The Emperor having desired me to come to him this morning after breakfast, I found him in his morning-gown lying on his sofa. The conversation led him to ask me what I was reading at this moment. I replied that it was one of the most notorious and scurrilous libels published against him, and I quoted to him upon the spot some of its most abominable stories. He laughed heartily at them, and desired to see the work. I sent for it, and we went over it together. In passing from one horrid calumny to another, he exclaimed, “Jesus!” crossing himself repeatedly—a custom which I have perceived to be familiar with him, in his little friendly circle, whenever he meets with monstrous, impudent, cynical assertions, which excite his indignation and surprise without rousing his anger. As we proceeded, the Emperor analyzed certain facts, and corrected points of which the author might have known something. Sometimes he shrugged up his shoulders out of compassion; at others, he laughed heartily; but he never betrayed the least sign of anger. When he read the article which speaks of his great debaucheries and excesses, the violences and the outrages which he is represented to have committed, he observed that the author, doubtless, wished to make a hero of him in every respect; that he willingly left him to those who had charged him with impotency; that it was for these gentlemen to agree among themselves; adding, merrily, “that every man was not so unlucky as the pleader of Toulouse.” They were in the wrong, however, he continued, to attack him upon the score of morals; him, who, as all the world knew, had so singularly improved them. They could not be ignorant that he was not at all inclined, by nature, to debauchery; and that, moreover, the multiplicity of his affairs would never have allowed him time to indulge in it. When he came to the pages where his mother was described as acting the most disgusting and abject part at Marseilles, he stopped, and repeated several times with an accent of indignation, and something approaching to grief, “Ah! Madame!—Poor Madame!—with her lofty character! if she were to read this!—Great God!”

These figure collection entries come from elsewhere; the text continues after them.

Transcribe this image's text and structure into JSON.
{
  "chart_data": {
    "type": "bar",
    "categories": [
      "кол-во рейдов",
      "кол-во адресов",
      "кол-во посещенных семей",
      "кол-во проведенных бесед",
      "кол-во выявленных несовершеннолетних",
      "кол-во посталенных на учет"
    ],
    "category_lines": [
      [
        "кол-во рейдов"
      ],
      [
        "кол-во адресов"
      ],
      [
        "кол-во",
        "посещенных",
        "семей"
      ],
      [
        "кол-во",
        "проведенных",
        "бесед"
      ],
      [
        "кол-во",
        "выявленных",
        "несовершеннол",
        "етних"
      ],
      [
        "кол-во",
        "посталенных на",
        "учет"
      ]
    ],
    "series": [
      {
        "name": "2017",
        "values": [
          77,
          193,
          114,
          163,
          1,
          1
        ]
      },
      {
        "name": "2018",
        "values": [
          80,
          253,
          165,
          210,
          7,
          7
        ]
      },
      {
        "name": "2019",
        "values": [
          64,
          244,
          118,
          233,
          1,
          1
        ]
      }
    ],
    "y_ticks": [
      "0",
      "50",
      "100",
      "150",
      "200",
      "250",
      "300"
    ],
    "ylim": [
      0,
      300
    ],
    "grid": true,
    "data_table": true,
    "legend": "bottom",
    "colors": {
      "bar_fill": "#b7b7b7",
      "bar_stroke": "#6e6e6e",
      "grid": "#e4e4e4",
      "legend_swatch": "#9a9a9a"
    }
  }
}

We thus passed more than two hours, after which he began to dress. Doctor O’Meara was introduced to him: it was the usual hour of his being admitted. “Dottore,” said the Emperor to him in Italian, whilst he was shaving himself, “I have just read one of your fine London productions against me.” The Doctor’s countenance indicated a wish to know what it was. I shewed him the book at a distance; it was himself who had lent it to me: he was disconcerted. “It is a very just remark,” continued the Emperor, “that it is the truth only which gives offence. I have not been angry for a moment; but I have frequently laughed at it.” The Doctor endeavoured to reply, and puzzled himself with high-flown sentences: it was, he said, an infamous, disgusting libel; every body knew it to be such; nobody paid any attention to it: nevertheless, persons might be found who would believe it, from its not having been replied to. “But how can that be helped?” said the Emperor. “If it should enter any one’s head to put in print that I had grown hairy, and walked on all fours, there are people who would believe it, and would say that God had punished me as he did Nebuchadnezzar. And what could I do? There is no remedy in such cases.” The Doctor went away, hardly able to believe the gaiety, the indifference, the good-nature of which he had just been witness: with regard to ourselves, we were now accustomed to it.